For instance, this morning it is once again gray, dreary, raining and cold.
This weather pattern has been very common of late.
I heard the rain last night and by the time morning arrived I was already depressed that it was another miserable day.

I was settling into some work when the permanently happy mutt was being a silly nuisance and I realized he hadn't had much activity this week.
Reluctantly I told him we'd go for a SHORT walk.
With a grimace I selected wet weather gear and got dressed, meanwhile the mutt was wiggling and dancing and galloping with excitement.

When we stepped outside it was even worse than I expected.
The mutt pranced down the street enjoying the exercise and lovely day.

I spent the first 1/2 mile or so with my head down, wishing I wasn't out in 40* and rain.
The mutt was trotting along unaware that it was awful weather.
He was just doing what he normally does while out.
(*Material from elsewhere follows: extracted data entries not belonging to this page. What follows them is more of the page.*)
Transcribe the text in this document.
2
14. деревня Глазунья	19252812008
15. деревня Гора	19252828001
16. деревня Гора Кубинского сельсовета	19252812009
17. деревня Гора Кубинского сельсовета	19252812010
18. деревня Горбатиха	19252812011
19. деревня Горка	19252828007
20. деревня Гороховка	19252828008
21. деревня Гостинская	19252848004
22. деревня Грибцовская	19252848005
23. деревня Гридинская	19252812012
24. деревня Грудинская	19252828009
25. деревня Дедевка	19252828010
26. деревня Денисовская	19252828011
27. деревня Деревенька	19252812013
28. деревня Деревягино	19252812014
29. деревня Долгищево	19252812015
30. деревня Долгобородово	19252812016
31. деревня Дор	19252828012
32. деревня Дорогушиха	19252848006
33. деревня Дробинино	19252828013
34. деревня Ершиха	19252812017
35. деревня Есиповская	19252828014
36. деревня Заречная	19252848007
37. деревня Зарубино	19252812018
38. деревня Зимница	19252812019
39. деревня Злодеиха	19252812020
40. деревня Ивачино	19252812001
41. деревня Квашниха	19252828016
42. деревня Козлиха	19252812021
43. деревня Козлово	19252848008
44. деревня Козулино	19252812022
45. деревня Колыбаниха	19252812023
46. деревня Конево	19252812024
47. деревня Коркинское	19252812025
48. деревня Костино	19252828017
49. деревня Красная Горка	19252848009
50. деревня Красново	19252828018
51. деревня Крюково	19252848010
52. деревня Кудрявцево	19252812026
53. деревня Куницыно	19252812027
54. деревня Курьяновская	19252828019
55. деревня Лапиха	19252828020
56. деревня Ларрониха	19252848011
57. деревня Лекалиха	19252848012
The water was literally rolling off him - physically and emotionally - like water off a duck's back.

He was splashing through puddles and pretending that the water running in the culvert was the New River (a favorite spot of ours).

I allowed myself to be sucked in by his joy.
A smile came across my face as I recalled some childhood memories of playing in the rain.
I took in the scent of the rain, the quietness of the morning and that it felt good to be on the move.

The only thing that changed was my perception of the gray, cool, rainy weather.
My mood went from bah humbug to feeling energized.

How your perceive things is entirely up to you.
Will you be positive or will you be negative?